Na segunda recuperação, foi feito uso de antibioticoterapia (metronidazol), anti-inflamatório (flunixim meglumine), pró-cinético (neostigmina), suplementos vitamínicos (vitamina B1e hemolitan), lavagem peritoneal duas vezes ao dia com gentamicina, metronidazol e DMSO (Figura 3).
Figura 3 – Líquido peritoneal após lavagem via sonda (foto acima no 1° dia de lavagem, abaixo no 3° dia).

Fonte: Acervo pessoal, 2021.
Dois dias após a segunda cirurgia iniciou-se uma possível colite - fezes pastosas com melena (Figura 4).
Figura 4 – Melena.

Fonte: Acervo pessoal, 2021.
Apesar de todos os cuidados ocorreu deiscência dos pontos e retorno aos episódios de desconforto sendo indicada eutanásia.
Discussão
O histórico de animais de mesma linhagem e mesma propriedade com precedente de enterolitíase sugerem uma predisposição genética e confirmam a importância do manejo alimentar e hídrico do local, conforme as pesquisas indicam.
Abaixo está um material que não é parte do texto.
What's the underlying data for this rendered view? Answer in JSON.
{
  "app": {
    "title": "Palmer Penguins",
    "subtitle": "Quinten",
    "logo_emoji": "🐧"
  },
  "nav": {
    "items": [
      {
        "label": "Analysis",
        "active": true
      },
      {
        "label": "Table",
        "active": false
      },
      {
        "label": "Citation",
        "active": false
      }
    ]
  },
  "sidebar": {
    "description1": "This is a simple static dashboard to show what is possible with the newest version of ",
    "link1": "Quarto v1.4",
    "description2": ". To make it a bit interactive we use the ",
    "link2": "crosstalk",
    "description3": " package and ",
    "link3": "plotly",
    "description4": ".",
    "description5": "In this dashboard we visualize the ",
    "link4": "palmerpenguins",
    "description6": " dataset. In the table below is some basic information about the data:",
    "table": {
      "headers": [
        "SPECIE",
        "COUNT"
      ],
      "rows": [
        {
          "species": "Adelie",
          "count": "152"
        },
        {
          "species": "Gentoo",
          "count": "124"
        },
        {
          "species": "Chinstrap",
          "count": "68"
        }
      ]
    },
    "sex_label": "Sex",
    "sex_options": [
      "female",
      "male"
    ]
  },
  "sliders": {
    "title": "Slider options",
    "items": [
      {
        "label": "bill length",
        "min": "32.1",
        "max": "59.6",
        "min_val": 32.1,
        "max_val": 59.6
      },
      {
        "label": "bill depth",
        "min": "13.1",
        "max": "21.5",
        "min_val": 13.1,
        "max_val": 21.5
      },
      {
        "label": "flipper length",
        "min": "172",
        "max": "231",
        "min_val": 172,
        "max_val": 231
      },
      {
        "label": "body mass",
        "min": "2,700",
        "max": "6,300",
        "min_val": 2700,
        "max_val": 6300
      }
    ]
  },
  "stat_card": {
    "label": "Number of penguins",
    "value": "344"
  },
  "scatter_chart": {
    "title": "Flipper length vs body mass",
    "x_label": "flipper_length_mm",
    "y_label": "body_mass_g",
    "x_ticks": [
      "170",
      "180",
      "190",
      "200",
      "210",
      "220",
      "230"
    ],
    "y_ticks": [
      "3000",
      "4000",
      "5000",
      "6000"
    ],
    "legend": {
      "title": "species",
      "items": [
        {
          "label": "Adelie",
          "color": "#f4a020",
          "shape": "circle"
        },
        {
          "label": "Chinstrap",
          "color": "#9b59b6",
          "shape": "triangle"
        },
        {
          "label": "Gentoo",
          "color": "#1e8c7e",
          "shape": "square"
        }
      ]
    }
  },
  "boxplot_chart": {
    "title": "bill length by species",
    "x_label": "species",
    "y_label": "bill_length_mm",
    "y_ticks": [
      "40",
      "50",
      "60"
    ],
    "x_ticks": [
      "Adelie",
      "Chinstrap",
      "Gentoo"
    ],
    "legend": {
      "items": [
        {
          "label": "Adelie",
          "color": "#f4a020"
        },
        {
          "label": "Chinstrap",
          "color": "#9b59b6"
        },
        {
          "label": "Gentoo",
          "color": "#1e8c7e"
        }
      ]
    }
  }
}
A literatura relata a possibilidade de cólica pós-cirúrgica de retirada de enterólito, cerca de 2 a 3 meses, por prováveis aderências. No caso os sinais foram com menor intervalo de tempo (3 dias). As complicações pós-cirúrgicas foram compatíveis com os estudos (aderência, peritonite, colite) (LEITE et. al., 2015).
Conclusão
Os enterólitos são importantíssimas alterações que podem ser minimizadas realizando correta alimentação, programa de exercício, limpeza de estabelecimento (retirada dos corpos estranhos), análise e correção da água ingerida pelo animal, além da conscientização do proprietário orientando-o sobre pesquisar o histórico do animal para adotar os devidos cuidados (LEITE et. al., 2015; MOTA, NASCIMENTO, ZANDONI; 2016).
Referências
MOTA R. G., NASCIMENTO E. E., ZANDONAI R. G. Formação de enterólito em cólon menor de equino a partir de fragmentos de cochos de concreto e pedra britada: Relato de caso. Publicações em Medicina Veterinária e Zootecnia. v.10, n.11, p.835-838, Nov., 2016.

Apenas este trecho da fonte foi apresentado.